Yargıtay Kararı 8. Ceza Dairesi 2022/6356 E. 2023/4829 K. 14.06.2023 T.

YARGITAY KARARI
DAİRE : 8. Ceza Dairesi
ESAS NO : 2022/6356
KARAR NO : 2023/4829
KARAR TARİHİ : 14.06.2023

MAHKEMESİ :Asliye Ceza Mahkemesi
SAYISI : 2015/298 E., 2016/295 K.
SUÇ : İftira
HÜKÜM : Mahkûmiyet

Sanık hakkında kurulan hükmün; karar tarihi itibarıyla temyiz edilebilir olduğu, karar tarihinde yürürlükte bulunan usul hükümlerine göre temyiz edenin hükmü temyize hak ve yetkisinin bulunduğu, temyiz isteğinin süresinde olduğu ve reddini gerektirir bir durumun bulunmadığı yapılan ön inceleme neticesinde tespit edilmekle gereği düşünüldü:

I. HUKUKÎ SÜREÇ
1. Sandıklı Cumhuriyet Başsavcılığının 10.06.2015 tarihli iddianamesi ile sanık hakkında kamu görevlisine hakaret suçundan kamu davası açılmıştır.
2. Sandıklı Asliye Ceza Mahkemesi tarafından yapılan suç duyurusu üzerine, Sandıklı Cumhuriyet Başsavcılığının 10.12.2015 tarihli iddianamesi ile sanık hakkında iftira suçundan birleştirme talepli kamu davası açılmıştır.
3. Sandıklı Asliye Ceza Mahkemesinin, 23.03.2016 tarihli kararı ile sanık hakkında kamu görevlisine hakaret suçundan beraatına, iftira suçundan ise hükmolunan 10 ay hapis cezasının ertelenmesine ve hak yoksunluklarına karar verilmiştir.

II. TEMYİZ SEBEPLERİ
Sanığın temyiz istemi; hükmün usul ve yasaya aykırı olduğu ve bu sebeple bozularak hakkında beraat kararı verilmesi gerektiğine ilişkindir.

III. OLAY VE OLGULAR
Dava konusu olay, sanık …’ün Sandıklı Asliye Hukuk Mahkemesinde dava açması sonrasında dava hakkında bilgi almak amacıyla BİMER’e 29.10.2014, 30.10.2014 ve 10.11.2014 tarihlerinde üç farklı dilekçe göndermesi sonucu, dilekçelerde yer alan birtakım ibareler dolayısı ile Sandıklı Asliye Hukuk Mahkemesi personeli katılanlar hakkında idari soruşturma başlatılması ve soruşturma sonucunda disiplin cezası verilmesine yer olmadığına ilişkin kurulan hüküm uyarınca, sanığın katılanlar hakkında idari soruşturma açılmasını sağlayarak iftira suçunu işlediği iddiasına ilişkindir.

IV. GEREKÇE
1. İftira suçunun oluşabilmesi için; yetkili makamlara ihbar veya şikayette bulunarak işlemediğini bildiği halde, hakkında soruşturma ve kovuşturma başlatılmasını ya da idari bir yaptırım uygulanmasını sağlamak için bir kimseye hukuka aykırı bir fiil isnat edilmesi gerekmektedir.
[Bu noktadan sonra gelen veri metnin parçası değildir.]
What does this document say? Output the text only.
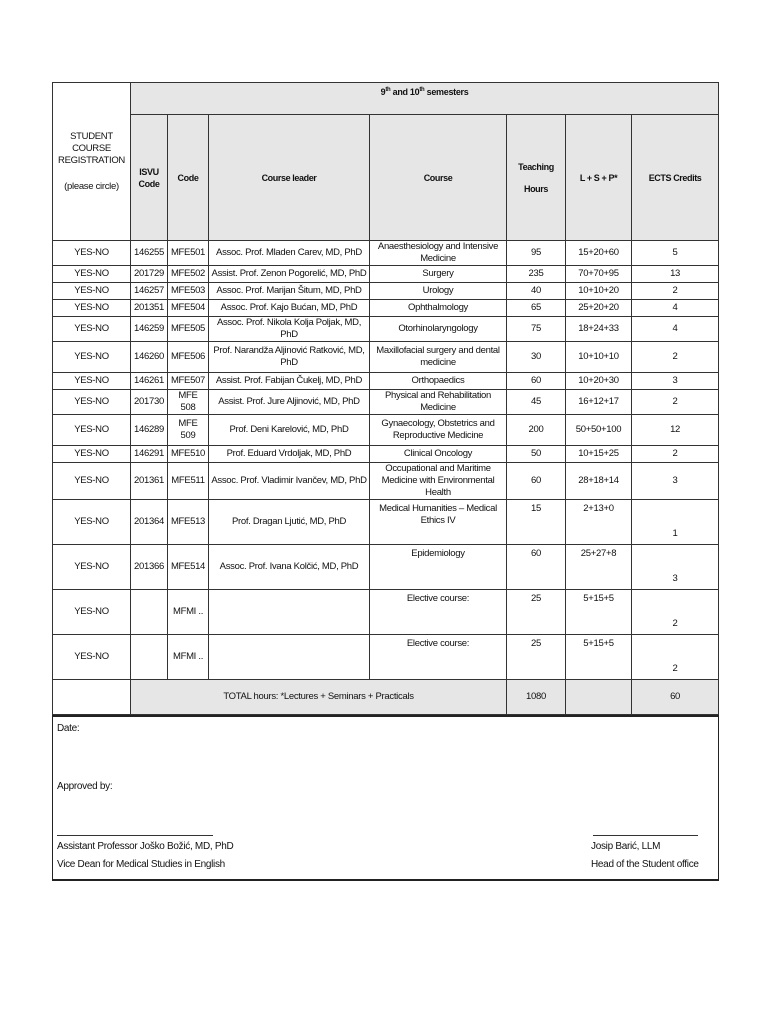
STUDENT COURSE REGISTRATION
(please circle)	9th and 10th semesters						
	ISVU Code	Code	Course leader	Course	Teaching
Hours	L + S + P*	ECTS Credits
YES-NO	146255	MFE501	Assoc. Prof. Mladen Carev, MD, PhD	Anaesthesiology and Intensive Medicine	95	15+20+60	5
YES-NO	201729	MFE502	Assist. Prof. Zenon Pogorelić, MD, PhD	Surgery	235	70+70+95	13
YES-NO	146257	MFE503	Assoc. Prof. Marijan Šitum, MD, PhD	Urology	40	10+10+20	2
YES-NO	201351	MFE504	Assoc. Prof. Kajo Bućan, MD, PhD	Ophthalmology	65	25+20+20	4
YES-NO	146259	MFE505	Assoc. Prof. Nikola Kolja Poljak, MD, PhD	Otorhinolaryngology	75	18+24+33	4
YES-NO	146260	MFE506	Prof. Narandža Aljinović Ratković, MD, PhD	Maxillofacial surgery and dental medicine	30	10+10+10	2
YES-NO	146261	MFE507	Assist. Prof. Fabijan Čukelj, MD, PhD	Orthopaedics	60	10+20+30	3
YES-NO	201730	MFE 508	Assist. Prof. Jure Aljinović, MD, PhD	Physical and Rehabilitation Medicine	45	16+12+17	2
YES-NO	146289	MFE 509	Prof. Deni Karelović, MD, PhD	Gynaecology, Obstetrics and Reproductive Medicine	200	50+50+100	12
YES-NO	146291	MFE510	Prof. Eduard Vrdoljak, MD, PhD	Clinical Oncology	50	10+15+25	2
YES-NO	201361	MFE511	Assoc. Prof. Vladimir Ivančev, MD, PhD	Occupational and Maritime Medicine with Environmental Health	60	28+18+14	3
YES-NO	201364	MFE513	Prof. Dragan Ljutić, MD, PhD	Medical Humanities – Medical Ethics IV	15	2+13+0	1
YES-NO	201366	MFE514	Assoc. Prof. Ivana Kolčić, MD, PhD	Epidemiology	60	25+27+8	3
YES-NO		MFMI ..		Elective course:	25	5+15+5	2
YES-NO		MFMI ..		Elective course:	25	5+15+5	2
	TOTAL hours: *Lectures + Seminars + Practicals				1080		60
Date:
Approved by:
Assistant Professor Joško Božić, MD, PhD
Vice Dean for Medical Studies in English
Josip Barić, LLM
Head of the Student office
Dolayısıyla, failin belirli olay ve olgulardan yola çıkarak, isnat ettiği fiilin mağdur tarafından işlendiği inancı ve şüphesi ile ihbarda bulunması halinde iftira suçunun unsurları oluşmayacaktır.
2. Sanık …’ün yeğeni ve aynı zamanda adliye personeli çalışanı olan …’a olan borcundan dolayı emekli maaşına haciz konulduğu, sanığın söz konusu haczin kaldırılması talebi ile Sandıklı Asliye Hukuk Mahkemesine dava açtığı, söz konusu dava devam ederken sanığın BİMER’e üç farklı dilekçe göndermesi sonucu dilekçelerde yer alan ifadeler sebebiyle katılanlar hakkında idari soruşturma yapılıp disiplin cezası verilmesine yer olmadığına karar verilen olayda, sanığın iftira suçuna konu söyleminin 10.11.2014 tarihli dilekçesinde yer alan “mesai arkadaşlarına 35 kuruş para gelsin diye kıyak mı yapıyorlar bilemiyorum” ifadesi olduğu anlaşılmıştır. Söz konusu ifadenin, sanığın yazdığı dilekçede yer alan “Afyon 1. İcra Hukuk Hakimliğine benzer bir dava açtım 9 günde sonuçlandı, Ankara 3. İcra Hakimliğine dava açtım 20 günde sonuçlandı. Ankara’daki birikim ve iş Sandıklı’nın en az 50 katı yoğun, Afyon’un işi Sandıklı’dan en az 20 kat daha yoğun” ifadesi gibi bir kısım vakıalara dayandığı anlaşılmıştır. Aynı zamanda, sanığın maaşındaki kesinti sebebiyle davanın en kısa sürede sonuçlanmasını istediği ve sürece ilişkin duyduğu kaygı dikkate alındığında, söz konusu ifadelerin suç işlemediğini bildiği bir kimseye karşı suç isnadı biçiminde olmadığı sonucuna ulaşılmıştır. İftira konusu eylemin, Anayasanın 74 üncü maddesinde düzenlenen anayasal şikayet hakkını kullanma niteliğinde bulunduğu, sanığın aşamalarda alınan ve aksine delil bulunmayan savunmalarında da iftira atma gibi bir düşüncesinin olmadığını beyan ettiği, iftira özel kastıyla hareket ettiğine dair mahkumiyetine yeterli her türlü şüpheden uzak, kesin ve yeterli delil de bulunmadığı gözetildiğinden, sanığın üzerine atılı suçtan beraatı yerine yazılı şekilde mahkûmiyetine karar verilmesi, hukuka aykırı bulunmuştur.

V. KARAR
Gerekçe bölümünün (2.) fıkrasında açıklanan nedenlerle Sandıklı Asliye Ceza Mahkemesinin, 23.03.2016 tarihli kararına yönelik sanığın temyiz istekleri yerinde görüldüğünden hükmün, 1412 sayılı Ceza Muhakemeleri Usulü Kanunu’nun (1412 sayılı Kanun) 321 inci maddesi gereği, Tebliğname’ye aykırı olarak, oy birliğiyle BOZULMASINA,

Dava dosyasının, Mahkemesine gönderilmek üzere Yargıtay Cumhuriyet Başsavcılığına TEVDİİNE, 14.06.2023 tarihinde karar verildi.